Dies wurde in Berichten der Untersuchungsmission der Vereinten Nationen, der Interamerikanischen Kommission für Menschenrechte, des Carter Center und des UN-Gremiums unabhängiger Experten angeprangert.
„Es gibt genügend Beweise, um all diese Tatsachen zu belegen. Dabei handelt es sich nicht nur um Aussagen der Opposition, sondern um Aussagen völlig unabhängiger Organisationen, die der Welt gezeigt haben, dass dies die Realität ist“, sagt Jiménez.

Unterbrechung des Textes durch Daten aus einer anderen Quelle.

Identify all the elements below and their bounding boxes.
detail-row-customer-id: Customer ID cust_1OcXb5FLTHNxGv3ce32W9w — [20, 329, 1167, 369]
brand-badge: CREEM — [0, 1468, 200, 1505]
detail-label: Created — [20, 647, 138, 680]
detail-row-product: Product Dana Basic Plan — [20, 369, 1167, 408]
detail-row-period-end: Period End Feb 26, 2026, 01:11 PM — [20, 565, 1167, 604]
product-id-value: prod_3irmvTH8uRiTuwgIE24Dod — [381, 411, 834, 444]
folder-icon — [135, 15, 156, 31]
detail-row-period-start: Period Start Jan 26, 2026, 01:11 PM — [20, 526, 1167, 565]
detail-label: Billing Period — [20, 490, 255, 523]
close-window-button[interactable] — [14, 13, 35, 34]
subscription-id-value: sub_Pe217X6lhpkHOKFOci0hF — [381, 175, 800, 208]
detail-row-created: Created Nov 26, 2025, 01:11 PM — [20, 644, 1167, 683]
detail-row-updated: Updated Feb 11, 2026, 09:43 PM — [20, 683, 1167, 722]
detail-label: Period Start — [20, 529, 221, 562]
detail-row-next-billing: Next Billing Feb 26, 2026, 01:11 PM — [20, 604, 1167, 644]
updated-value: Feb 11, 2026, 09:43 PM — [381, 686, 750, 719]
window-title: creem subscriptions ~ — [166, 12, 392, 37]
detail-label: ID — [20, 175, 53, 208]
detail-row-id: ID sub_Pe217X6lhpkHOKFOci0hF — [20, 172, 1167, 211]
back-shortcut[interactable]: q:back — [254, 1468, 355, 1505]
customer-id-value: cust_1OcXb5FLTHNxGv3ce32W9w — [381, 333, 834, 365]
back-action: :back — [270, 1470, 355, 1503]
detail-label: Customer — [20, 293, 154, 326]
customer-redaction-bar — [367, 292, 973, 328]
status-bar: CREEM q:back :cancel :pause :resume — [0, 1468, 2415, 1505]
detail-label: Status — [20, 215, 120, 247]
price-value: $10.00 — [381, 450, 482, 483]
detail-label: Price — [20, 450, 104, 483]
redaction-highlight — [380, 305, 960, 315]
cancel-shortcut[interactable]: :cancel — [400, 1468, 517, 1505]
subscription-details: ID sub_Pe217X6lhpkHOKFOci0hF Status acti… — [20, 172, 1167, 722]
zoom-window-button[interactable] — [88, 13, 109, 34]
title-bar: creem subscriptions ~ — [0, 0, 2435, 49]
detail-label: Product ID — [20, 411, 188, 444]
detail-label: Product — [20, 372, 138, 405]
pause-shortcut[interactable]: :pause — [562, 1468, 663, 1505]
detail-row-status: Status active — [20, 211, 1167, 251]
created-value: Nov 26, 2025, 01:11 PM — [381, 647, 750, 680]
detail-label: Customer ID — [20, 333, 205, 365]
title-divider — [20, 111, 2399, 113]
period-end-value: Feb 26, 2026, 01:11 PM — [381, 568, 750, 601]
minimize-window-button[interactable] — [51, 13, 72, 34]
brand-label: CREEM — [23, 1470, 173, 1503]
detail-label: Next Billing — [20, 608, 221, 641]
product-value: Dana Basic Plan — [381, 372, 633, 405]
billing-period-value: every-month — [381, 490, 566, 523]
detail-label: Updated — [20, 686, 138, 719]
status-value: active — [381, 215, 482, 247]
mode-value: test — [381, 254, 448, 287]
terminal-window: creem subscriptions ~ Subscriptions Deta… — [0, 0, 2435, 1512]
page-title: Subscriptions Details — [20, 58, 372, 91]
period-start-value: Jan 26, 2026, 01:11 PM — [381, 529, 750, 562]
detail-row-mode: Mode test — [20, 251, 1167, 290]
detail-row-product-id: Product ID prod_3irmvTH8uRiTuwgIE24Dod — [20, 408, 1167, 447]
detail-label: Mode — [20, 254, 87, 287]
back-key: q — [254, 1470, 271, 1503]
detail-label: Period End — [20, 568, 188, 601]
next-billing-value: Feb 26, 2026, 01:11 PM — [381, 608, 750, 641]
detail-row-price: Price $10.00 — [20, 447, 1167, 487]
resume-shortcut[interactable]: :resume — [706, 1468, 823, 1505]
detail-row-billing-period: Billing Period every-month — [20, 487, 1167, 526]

Für die Lateinamerikastudien-Professorin María Zuluaga könnte Sheinbaums „lauwarme und ausweichende“ Haltung zur Entscheidung des norwegischen Komitees, den Friedensnobelpreis 2025 an die in ihrem Land untergetauchte Oppositionsführerin María Corina Machado zu vergeben, auf „ideologische Loyalität gegenüber Maduro oder politische Kleinlichkeit“ zurückzuführen sein.
Er ist der Ansicht, dass Sheinbaums Kritik an der Entlassung Castillos in Peru, eines linken Politikers, und ihr Schweigen hinsichtlich des Nobelpreises für Machado, „einen rechtsliberalen Oppositionsführer, der den chavistischen Autoritarismus verurteilt hat, eine ideologische Affinität zu linken Projekten widerspiegeln, die sich als populär präsentieren, auch wenn sie durch autoritäre Praktiken in Frage gestellt werden.“
Sie weist aber auch darauf hin, dass dies an „politischem Pragmatismus“ liegen könnte, wenn es um Themen geht, mit denen sich die Präsidentin nicht befassen möchte, um interne Kontroversen „und Risse innerhalb ihrer Partei zu vermeiden, wo ein gemäßigter Sektor mit einem radikaleren Sektor koexistiert, der mit autoritären Regimen sympathisiert, die sich als links bezeichnen, wie etwa in Venezuela, Kuba und Nicaragua.“
Zuluaga weist darauf hin, dass es bemerkenswert sei, dass im Gegensatz zu Sheinbaum andere linke Politiker in Lateinamerika, wie etwa Luiz Inácio Lula da Silva aus Brasilien, Gabriel Boric aus Chile und Gustavo Petro aus Kolumbien, die Rechtmäßigkeit der Präsidentschaftswahlen in Venezuela im Jahr 2024, bei denen Maduro den Sieg für sich beanspruchte, in Frage stellten und den Chavistenführer aufforderten, die Wahlergebnisse zu veröffentlichen, was bislang jedoch nicht geschehen sei.
„In diesem Sinne scheint Sheinbaum nicht daran interessiert zu sein, international Positionen zugunsten der Menschenrechte und der Achtung der demokratischen Legalität zu vertreten“, behauptet der Internationalist.